I realize the title is a bit odd. But this is a statistics/probability problem that I am trying to figure out, but am stumped. (No no, its not homework, see the bottom for the real explanation)
The premise is simple. You have N buckets. Each bucket can hold H balls. None of the buckets is full. You have D balls already in the buckets, but you don't know where the balls are (you forgot!) You choose a bucket at random to add 1 ball. What is the probability that that bucket will then be full.
Some example possible diagrams, with N = 4, H = 3, D = 4. Each case is just a hypothetical arrangement of the balls. for one of many cases.
Scenario 1: 1 bucket could be filled.
| | | | |
+ - + - + - + - +
| B | | | |
+ - + - + - + - +
| B | B | | B |
+ - + - + - + - +
Scenario 2: 2 buckets could be filled.
| | | | |
+ - + - + - + - +
| | B | B | |
+ - + - + - + - +
| | B | B | |
+ - + - + - + - +
Scenario 3: 0 buckets could be filled.
| | | | |
+ - + - + - + - +
| | | | |
+ - + - + - + - +
| B | B | B | B |
+ - + - + - + - +
The problem is I need a general purpose equation in the form of P = f(N, H, D)
Alright, you've tuned in this far. The reason behind this query on math, is I'm curious in having large battles between units. Each unit could belong to a brigade that contains many units of the same type. however, the battle will progress slowly over time. At each phase of the battle, the state will be saved to the DB. Instead of saving each unit and each health for each unit, I want to save the number of units and the total damage on the brigade. When damage is added to a brigade, the f(N, H, D) is run and returns a % chance that a unit in the brigade is destroyed (all of its HP are used up). This then removes that unit from the brigade decrementing N by 1 and D by H.
Before you get too technical, I need to implement this solution to a program. So Integrals are out of the question for now. I'm stuck with algebra and trig functions.
I appreciate the help
Best Answer
The start has been substantially changed as a result of Matt's comments, affecting the result.
Let $f(N,H,D)$ be the number of ways of putting $D$ balls into $N$ buckets where there are strictly fewer than $H$ balls in each bucket, and counting different orders for the balls as distinct (i.e. labelled balls and labelled buckets).

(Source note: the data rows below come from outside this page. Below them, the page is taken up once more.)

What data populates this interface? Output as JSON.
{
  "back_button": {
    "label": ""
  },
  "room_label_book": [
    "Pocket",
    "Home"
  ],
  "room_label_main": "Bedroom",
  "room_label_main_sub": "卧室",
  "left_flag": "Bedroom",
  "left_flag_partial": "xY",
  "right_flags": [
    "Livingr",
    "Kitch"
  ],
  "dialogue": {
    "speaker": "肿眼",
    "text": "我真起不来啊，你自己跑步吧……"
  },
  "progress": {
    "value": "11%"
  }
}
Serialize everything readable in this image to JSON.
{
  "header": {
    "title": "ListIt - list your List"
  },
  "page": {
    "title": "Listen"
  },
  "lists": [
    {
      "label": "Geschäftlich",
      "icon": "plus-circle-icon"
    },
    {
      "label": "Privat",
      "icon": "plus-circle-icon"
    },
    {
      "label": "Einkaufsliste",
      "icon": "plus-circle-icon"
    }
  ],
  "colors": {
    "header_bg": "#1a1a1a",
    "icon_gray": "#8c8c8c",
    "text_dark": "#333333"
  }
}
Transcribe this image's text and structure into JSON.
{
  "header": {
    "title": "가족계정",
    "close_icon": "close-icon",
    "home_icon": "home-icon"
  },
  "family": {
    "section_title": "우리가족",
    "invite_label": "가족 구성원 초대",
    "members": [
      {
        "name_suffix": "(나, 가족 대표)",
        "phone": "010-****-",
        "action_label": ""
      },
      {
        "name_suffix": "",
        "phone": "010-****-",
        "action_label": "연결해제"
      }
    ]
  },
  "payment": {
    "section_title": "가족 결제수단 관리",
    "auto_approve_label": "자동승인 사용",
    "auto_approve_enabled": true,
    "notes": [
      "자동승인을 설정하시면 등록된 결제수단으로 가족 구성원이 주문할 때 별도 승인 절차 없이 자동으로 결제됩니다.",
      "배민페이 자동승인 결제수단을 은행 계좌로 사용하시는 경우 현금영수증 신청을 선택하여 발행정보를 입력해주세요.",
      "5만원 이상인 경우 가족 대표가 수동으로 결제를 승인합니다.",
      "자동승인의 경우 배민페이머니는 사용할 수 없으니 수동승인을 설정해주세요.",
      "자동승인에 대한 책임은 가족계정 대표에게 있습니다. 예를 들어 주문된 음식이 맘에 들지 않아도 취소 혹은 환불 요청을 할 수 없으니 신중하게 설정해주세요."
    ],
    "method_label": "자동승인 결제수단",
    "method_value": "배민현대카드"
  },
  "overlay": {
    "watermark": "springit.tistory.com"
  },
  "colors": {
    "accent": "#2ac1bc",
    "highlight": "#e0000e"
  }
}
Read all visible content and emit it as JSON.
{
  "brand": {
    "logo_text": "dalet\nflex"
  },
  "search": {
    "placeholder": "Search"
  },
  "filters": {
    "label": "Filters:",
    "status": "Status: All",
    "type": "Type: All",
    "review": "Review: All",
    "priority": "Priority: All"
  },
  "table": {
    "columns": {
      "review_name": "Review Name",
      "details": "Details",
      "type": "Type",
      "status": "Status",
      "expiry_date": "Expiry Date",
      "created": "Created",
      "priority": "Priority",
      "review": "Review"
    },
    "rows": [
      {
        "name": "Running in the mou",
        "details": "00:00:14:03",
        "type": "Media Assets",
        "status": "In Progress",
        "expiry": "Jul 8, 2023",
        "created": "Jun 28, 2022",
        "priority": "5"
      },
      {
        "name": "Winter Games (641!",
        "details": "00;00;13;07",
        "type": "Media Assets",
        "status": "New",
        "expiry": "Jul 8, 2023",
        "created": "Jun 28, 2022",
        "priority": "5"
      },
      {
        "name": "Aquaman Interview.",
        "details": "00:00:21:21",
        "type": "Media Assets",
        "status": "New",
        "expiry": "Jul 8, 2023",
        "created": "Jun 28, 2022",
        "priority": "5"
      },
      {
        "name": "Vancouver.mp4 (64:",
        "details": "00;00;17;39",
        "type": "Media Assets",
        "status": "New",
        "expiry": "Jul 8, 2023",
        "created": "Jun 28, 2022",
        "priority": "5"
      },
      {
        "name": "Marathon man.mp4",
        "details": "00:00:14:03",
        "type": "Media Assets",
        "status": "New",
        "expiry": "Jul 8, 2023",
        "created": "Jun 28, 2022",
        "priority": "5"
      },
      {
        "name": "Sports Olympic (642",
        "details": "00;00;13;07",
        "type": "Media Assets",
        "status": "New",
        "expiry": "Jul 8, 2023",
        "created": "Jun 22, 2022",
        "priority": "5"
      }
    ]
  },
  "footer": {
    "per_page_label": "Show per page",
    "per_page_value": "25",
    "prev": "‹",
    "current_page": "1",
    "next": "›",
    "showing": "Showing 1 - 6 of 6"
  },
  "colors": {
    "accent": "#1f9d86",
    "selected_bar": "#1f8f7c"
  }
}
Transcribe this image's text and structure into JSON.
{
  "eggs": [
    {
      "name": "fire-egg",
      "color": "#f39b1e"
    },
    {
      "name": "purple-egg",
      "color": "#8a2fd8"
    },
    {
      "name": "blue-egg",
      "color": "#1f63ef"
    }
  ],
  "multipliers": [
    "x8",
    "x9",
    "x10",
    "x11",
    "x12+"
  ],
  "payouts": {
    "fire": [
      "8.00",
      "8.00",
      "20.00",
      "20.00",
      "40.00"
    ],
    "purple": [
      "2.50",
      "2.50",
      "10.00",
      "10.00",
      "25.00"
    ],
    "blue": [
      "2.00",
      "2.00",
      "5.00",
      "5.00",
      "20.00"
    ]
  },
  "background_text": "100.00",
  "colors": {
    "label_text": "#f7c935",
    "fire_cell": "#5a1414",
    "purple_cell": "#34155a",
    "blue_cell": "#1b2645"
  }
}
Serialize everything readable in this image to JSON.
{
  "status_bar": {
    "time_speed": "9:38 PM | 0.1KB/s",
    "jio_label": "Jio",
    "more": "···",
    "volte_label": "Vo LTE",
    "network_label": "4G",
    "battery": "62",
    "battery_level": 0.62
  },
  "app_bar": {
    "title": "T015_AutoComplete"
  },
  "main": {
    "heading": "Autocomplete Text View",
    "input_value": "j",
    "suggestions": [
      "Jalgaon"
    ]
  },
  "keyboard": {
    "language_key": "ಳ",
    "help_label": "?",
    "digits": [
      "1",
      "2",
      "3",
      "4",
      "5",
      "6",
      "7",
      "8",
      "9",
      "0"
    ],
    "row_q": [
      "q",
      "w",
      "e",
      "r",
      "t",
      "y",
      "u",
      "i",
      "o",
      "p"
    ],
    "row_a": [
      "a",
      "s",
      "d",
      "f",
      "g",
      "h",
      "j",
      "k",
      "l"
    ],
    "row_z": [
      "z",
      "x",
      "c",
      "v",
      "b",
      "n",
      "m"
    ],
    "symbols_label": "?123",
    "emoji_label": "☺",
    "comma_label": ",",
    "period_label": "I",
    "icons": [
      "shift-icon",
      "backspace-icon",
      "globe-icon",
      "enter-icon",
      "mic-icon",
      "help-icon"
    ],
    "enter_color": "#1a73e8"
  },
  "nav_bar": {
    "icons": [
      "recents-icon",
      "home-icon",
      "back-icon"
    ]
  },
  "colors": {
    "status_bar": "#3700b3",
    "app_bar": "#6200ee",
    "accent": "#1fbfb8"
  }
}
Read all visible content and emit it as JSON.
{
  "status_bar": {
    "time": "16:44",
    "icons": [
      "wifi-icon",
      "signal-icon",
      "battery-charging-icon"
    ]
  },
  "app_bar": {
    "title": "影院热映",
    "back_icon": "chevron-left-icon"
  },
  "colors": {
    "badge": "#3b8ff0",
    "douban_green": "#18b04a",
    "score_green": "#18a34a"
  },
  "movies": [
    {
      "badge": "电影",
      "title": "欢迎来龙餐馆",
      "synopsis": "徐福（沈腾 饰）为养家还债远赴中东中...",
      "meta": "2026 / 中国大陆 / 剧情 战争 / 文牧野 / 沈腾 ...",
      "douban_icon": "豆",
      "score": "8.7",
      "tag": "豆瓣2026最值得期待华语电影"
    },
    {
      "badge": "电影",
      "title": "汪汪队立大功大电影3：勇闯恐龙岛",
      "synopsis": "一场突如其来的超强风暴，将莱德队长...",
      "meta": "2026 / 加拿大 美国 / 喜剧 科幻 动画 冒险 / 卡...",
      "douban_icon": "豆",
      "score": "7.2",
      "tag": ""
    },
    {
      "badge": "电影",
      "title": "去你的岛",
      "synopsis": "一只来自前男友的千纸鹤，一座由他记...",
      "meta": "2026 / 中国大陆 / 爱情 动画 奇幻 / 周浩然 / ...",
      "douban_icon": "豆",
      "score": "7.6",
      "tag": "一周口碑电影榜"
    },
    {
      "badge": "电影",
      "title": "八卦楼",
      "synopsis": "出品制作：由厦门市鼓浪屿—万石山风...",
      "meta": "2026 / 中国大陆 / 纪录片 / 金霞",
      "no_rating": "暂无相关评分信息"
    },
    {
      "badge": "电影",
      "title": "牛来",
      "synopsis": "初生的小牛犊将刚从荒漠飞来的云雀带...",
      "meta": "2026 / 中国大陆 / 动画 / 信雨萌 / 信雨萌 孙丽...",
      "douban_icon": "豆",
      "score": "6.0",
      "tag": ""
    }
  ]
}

We can calculate this with the recurrence
$$f(N,H,D) = \sum_{i=0}^{H-1} {D \choose i} f(N-1,H,D-i)$$
starting with $f(0,H,D)=0$ except $f(0,H,0)=1$ and remembering ${x \choose y} = 0$ if $x<y$. This stems from adding an extra bucket and putting from $0$ to $H-1$ balls in it, in an order mixed with the balls in the other buckets. For example $f(4,3,4)=204$.
How many of these have $H-1$ balls in the first bin? That is like removing $H-1$ balls and one bin, so is $f(N-1,H,D-H+1) {D \choose H-1}$ which in the example is $9 \times {4 \choose 2} = 54$.
So the probability that (a) you put the next ball in the first bin and (b) fill the first bin by doing so is $\frac{1}{D} \cdot \frac{f(N-1,H,D-H+1) {D \choose H-1}}{f(N,H,D)}$, and so the probability of filling any of the bins with the next ball is $D$ times that, i.e.
$$\frac{f(N-1,H,D-H+1) {D \choose H-1}}{f(N,H,D)}$$
or in this example $\dfrac{54}{204} = \dfrac{9}{34}$ confirming Matt's result.